I hope that working in these environments never becomes merely a job for me. I cannot imagine it would. For each time I am constantly presented with new people, new obstacles, new experiences and of course, new reminders of the old. Perhaps one of the greatest reminders is that we are all so very alike- we all have our issues, our baggage, our ‘stuff’ as you like. We all think our life would be better if ‘this’ could change or ‘that’ could disappear. We all tend to stand and look at greener pastures next door, envisioning life there rather than watering the grass we stand upon.

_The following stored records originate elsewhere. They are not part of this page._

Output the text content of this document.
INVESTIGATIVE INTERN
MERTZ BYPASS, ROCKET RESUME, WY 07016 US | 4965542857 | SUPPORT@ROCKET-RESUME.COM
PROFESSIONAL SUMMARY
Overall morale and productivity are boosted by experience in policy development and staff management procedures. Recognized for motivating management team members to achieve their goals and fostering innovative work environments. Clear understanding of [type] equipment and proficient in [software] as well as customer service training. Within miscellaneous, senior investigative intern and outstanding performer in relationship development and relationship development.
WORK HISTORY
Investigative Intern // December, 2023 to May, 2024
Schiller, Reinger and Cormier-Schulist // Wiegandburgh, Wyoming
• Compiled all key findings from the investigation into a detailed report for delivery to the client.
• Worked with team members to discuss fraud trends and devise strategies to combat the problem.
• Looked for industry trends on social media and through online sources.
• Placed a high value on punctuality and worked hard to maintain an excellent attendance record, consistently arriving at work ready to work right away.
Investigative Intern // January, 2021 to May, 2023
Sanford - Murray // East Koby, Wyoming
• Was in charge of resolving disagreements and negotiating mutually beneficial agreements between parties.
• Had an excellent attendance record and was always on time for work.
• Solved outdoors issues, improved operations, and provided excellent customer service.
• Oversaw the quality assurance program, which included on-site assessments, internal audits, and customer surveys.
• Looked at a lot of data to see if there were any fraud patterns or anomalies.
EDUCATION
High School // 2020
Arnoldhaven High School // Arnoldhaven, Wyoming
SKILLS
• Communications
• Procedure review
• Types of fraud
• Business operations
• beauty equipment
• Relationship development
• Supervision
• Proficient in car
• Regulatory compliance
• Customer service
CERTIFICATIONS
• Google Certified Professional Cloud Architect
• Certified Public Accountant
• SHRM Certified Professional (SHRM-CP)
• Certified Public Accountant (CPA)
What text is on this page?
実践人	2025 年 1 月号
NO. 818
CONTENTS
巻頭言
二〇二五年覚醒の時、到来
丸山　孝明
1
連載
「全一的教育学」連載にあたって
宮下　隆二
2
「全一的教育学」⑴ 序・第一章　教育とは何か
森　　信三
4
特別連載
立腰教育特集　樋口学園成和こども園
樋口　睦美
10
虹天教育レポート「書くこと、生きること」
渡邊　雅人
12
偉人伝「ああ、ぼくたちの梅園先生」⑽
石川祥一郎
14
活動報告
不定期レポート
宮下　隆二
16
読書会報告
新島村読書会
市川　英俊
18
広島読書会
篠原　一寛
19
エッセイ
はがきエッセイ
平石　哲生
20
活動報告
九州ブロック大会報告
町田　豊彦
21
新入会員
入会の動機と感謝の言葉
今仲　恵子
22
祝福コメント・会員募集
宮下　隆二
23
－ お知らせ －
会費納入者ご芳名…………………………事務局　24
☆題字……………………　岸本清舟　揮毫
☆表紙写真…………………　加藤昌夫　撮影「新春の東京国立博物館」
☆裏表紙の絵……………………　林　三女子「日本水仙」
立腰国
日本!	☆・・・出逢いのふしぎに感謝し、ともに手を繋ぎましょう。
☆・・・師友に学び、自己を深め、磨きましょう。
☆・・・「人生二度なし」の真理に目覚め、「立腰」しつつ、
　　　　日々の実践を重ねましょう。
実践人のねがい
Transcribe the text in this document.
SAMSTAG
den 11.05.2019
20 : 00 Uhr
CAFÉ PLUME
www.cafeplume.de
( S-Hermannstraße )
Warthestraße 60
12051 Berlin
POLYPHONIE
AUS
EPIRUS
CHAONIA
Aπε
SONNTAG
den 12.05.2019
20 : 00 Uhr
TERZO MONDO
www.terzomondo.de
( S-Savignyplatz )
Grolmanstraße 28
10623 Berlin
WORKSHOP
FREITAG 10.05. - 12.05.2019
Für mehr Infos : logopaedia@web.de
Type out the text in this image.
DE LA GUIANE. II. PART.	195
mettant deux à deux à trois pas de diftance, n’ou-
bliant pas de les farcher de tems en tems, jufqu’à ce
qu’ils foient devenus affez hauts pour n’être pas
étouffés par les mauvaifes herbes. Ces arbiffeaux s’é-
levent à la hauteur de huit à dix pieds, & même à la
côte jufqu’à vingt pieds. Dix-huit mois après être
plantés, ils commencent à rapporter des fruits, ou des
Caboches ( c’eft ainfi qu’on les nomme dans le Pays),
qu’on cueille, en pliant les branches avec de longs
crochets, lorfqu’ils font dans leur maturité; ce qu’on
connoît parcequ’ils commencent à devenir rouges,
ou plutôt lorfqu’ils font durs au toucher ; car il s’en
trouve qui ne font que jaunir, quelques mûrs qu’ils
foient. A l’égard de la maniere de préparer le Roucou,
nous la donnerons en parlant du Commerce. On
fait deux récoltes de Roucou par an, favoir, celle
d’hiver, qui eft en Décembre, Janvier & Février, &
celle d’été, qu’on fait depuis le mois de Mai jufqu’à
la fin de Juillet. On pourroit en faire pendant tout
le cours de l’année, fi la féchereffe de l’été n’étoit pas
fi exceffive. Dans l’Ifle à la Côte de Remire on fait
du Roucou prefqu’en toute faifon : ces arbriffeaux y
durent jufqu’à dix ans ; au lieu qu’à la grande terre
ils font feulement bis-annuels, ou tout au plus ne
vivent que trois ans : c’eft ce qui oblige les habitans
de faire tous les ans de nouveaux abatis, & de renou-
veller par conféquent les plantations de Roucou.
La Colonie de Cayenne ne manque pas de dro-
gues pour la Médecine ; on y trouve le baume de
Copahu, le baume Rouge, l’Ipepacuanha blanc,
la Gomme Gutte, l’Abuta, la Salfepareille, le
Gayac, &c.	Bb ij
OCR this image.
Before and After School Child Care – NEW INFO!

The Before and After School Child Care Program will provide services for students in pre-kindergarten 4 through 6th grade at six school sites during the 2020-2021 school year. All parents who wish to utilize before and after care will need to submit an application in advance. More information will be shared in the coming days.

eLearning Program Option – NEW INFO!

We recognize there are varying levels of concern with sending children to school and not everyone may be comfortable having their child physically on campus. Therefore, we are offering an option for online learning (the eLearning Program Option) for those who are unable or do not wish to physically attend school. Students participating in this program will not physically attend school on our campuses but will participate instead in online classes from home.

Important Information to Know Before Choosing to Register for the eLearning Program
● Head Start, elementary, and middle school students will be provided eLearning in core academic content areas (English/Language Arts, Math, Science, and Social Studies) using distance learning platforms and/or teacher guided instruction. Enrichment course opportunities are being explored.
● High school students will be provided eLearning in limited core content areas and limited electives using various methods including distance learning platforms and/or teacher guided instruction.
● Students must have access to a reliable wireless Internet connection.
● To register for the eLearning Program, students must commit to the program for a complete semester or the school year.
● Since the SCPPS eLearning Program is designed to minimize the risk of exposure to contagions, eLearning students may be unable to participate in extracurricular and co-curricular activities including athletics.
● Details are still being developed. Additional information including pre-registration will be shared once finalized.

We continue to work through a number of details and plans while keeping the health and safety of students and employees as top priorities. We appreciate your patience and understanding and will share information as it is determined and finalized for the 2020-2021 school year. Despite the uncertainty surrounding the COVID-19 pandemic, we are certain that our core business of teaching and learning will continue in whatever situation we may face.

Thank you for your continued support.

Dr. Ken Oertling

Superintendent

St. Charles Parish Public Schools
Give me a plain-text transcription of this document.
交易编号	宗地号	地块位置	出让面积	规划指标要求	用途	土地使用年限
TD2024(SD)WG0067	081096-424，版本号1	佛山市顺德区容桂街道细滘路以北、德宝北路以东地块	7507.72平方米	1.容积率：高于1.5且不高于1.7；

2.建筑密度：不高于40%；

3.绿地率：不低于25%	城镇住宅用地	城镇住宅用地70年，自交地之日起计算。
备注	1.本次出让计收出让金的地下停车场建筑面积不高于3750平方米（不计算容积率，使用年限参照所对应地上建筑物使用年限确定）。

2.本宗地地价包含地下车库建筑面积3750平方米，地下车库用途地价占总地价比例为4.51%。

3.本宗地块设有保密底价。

I left this retreat, as I leave all retreats, with a fresh outlook on what I wanted to call into my own world, with a ferocious flame within that wouldn’t be tamed until I listened to its crackling demands. The daily lectures had ignited my own love of learning and thirst for knowledge, while my time with the guests had exposed just how much I desired to help people on a deeper level. On the final day, I knew exactly what I had to do. I sat down at my computer, I electronically signed on the dotted line and I enrolled to study Nutritional Medicine, knowing that I had procrastinated long enough and the time was now here.
Every one of the guests set goals and tasks that they planned to accomplish during the first week they returned back to their regular lives. Just like yoga- taking the practice off the mat and into day-to-day life is the real practice at heart. I watched the guests leave and I shared their steadfast determination and their childlike enthusiasm.
It is ever so easy to get caught up in the web of life, to put things off, to say maybe next year or put someone or something before our own needs. Yet when we do gift ourselves that time out, when we immerse ourselves in a space where we can listen to that deeper voice and reconnect with that person within that really we do love, that is where we find the answers to the silent questions and the path we may have strayed from appears again, waiting patiently for us to return.